Modeling the task times helps with effective route planning, ETAs, and managing delivery expectations. Fleet Engine offers two key functionalities to model and anticipate task timing, as described in this section.

Task duration

Task duration is set with the task_duration field, a required field that models the anticipated time that the driver spends completing tasks on a stop or for taking a break. For stops, this encompasses all necessary activities after arriving at a stop, such as unloading packages and interacting with the recipient. The more specific this information is, the better Fleet Engine can provide realistic arrival times and ETAs for subsequent stops in the journey. For field details, see Duration in the Protocol Buffers Documentation.

Target time window

Target time defines a proposed time range for a task, typically used for communicating to customers or for internal planning purposes. You set this with the target_time_window field, which consists of a start time and an end time. This doesn't directly influence any route calculations, but could be used for situation such as alerting a consumer about a time window for a package delivery, or when to expect a scheduled service worker to arrive.

Task Attributes

Task attributes in Fleet Engine provide a convenient way to filter tasks based on specific characteristics when using the ListTasks request. You can also use custom task attributes for analytics with Cloud Logging, along with communicating information to consumers or for fleet tracking. The purpose is similar to that for vehicle attributes: use this to craft a more focused perspective of your delivery operations.

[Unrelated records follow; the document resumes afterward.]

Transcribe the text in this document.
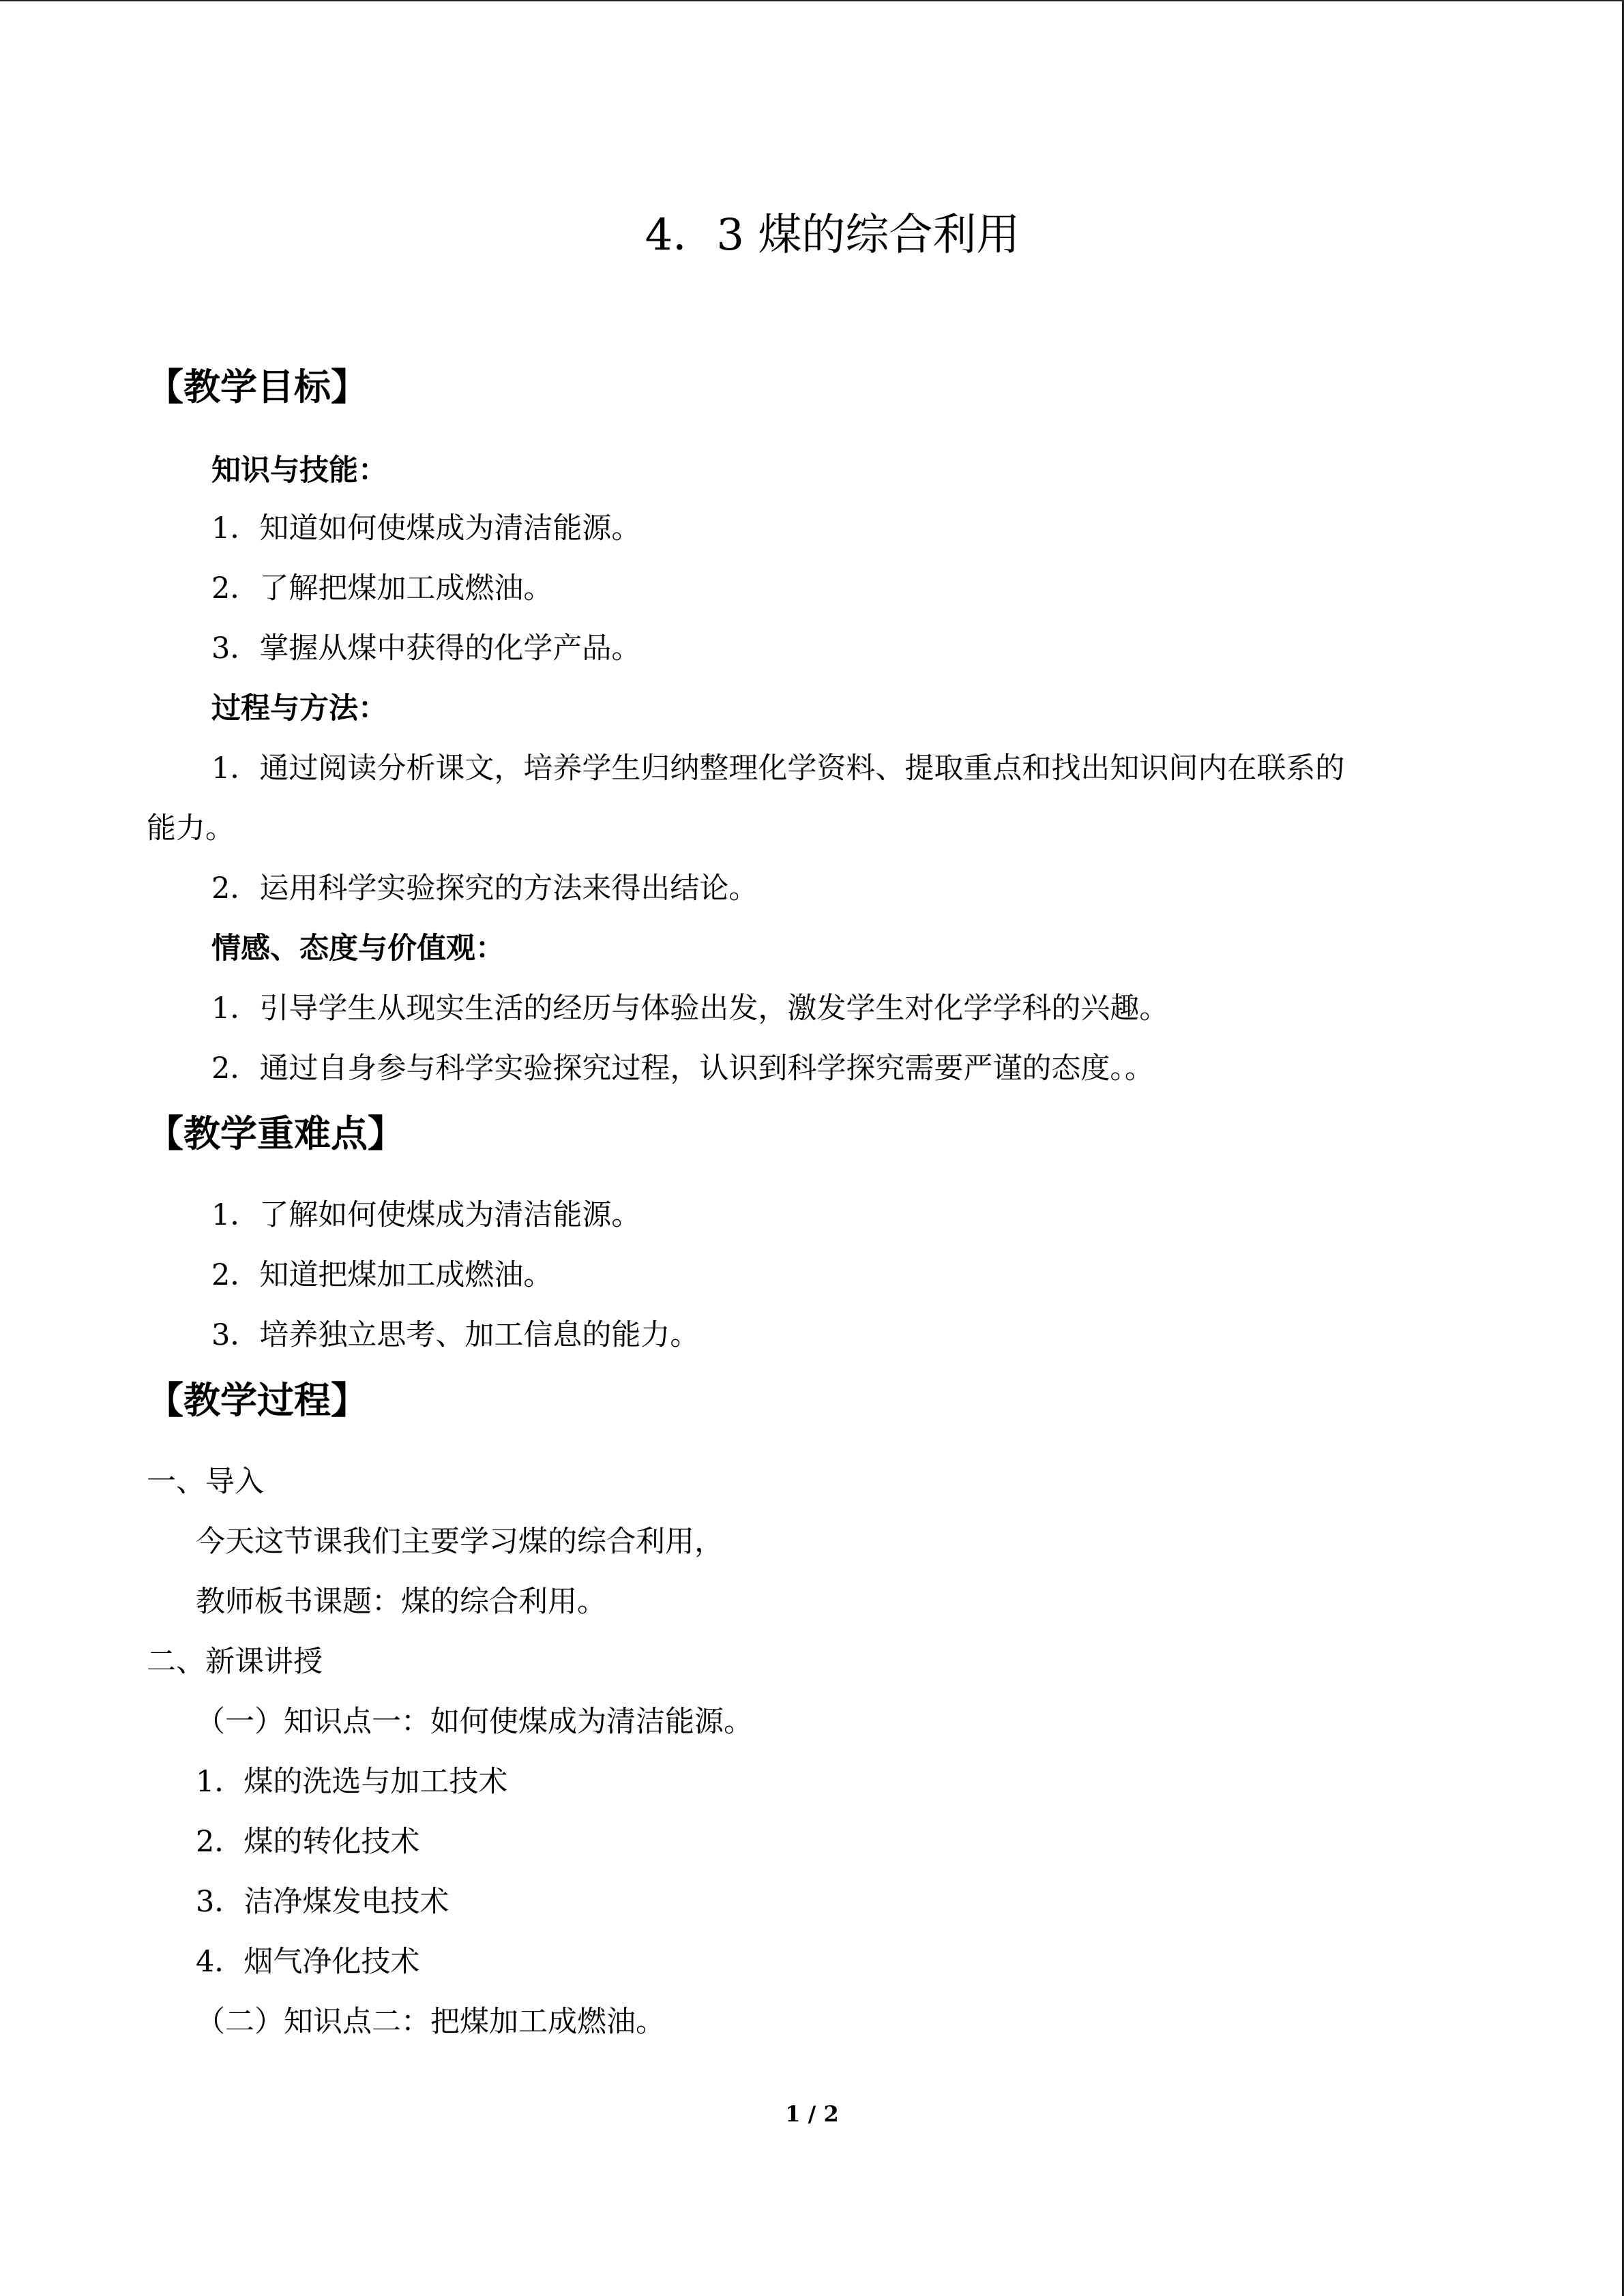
4．3 煤的综合利用
【教学目标】
知识与技能：
1．知道如何使煤成为清洁能源。
2．了解把煤加工成燃油。
3．掌握从煤中获得的化学产品。
过程与方法：
1．通过阅读分析课文，培养学生归纳整理化学资料、提取重点和找出知识间内在联系的
能力。
2．运用科学实验探究的方法来得出结论。
情感、态度与价值观：
1．引导学生从现实生活的经历与体验出发，激发学生对化学学科的兴趣。
2．通过自身参与科学实验探究过程，认识到科学探究需要严谨的态度。。
【教学重难点】
1．了解如何使煤成为清洁能源。
2．知道把煤加工成燃油。
3．培养独立思考、加工信息的能力。
【教学过程】
一、导入
今天这节课我们主要学习煤的综合利用，
教师板书课题：煤的综合利用。
二、新课讲授
（一）知识点一：如何使煤成为清洁能源。
1．煤的洗选与加工技术
2．煤的转化技术
3．洁净煤发电技术
4．烟气净化技术
（二）知识点二：把煤加工成燃油。
1 / 2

Limitations and Restrictions

  • Custom attribute creation: Fleet Engine limits the number of custom attributes you can define per task. Contact your sales representative to request an increase to those limits.
  • Filtering capabilities: While offering filtering flexibility, task attributes don't replace core task data fields. Use them for additional filtering based on your specific needs.
  • Each attribute must have a unique key.
  • Don't include personally-identifiable information or other sensitive information in the attribute value, as these might be visible to the user.
  • Data validation: Ensure the data types and formats of your custom attributes are compatible with Fleet Engine's requirements.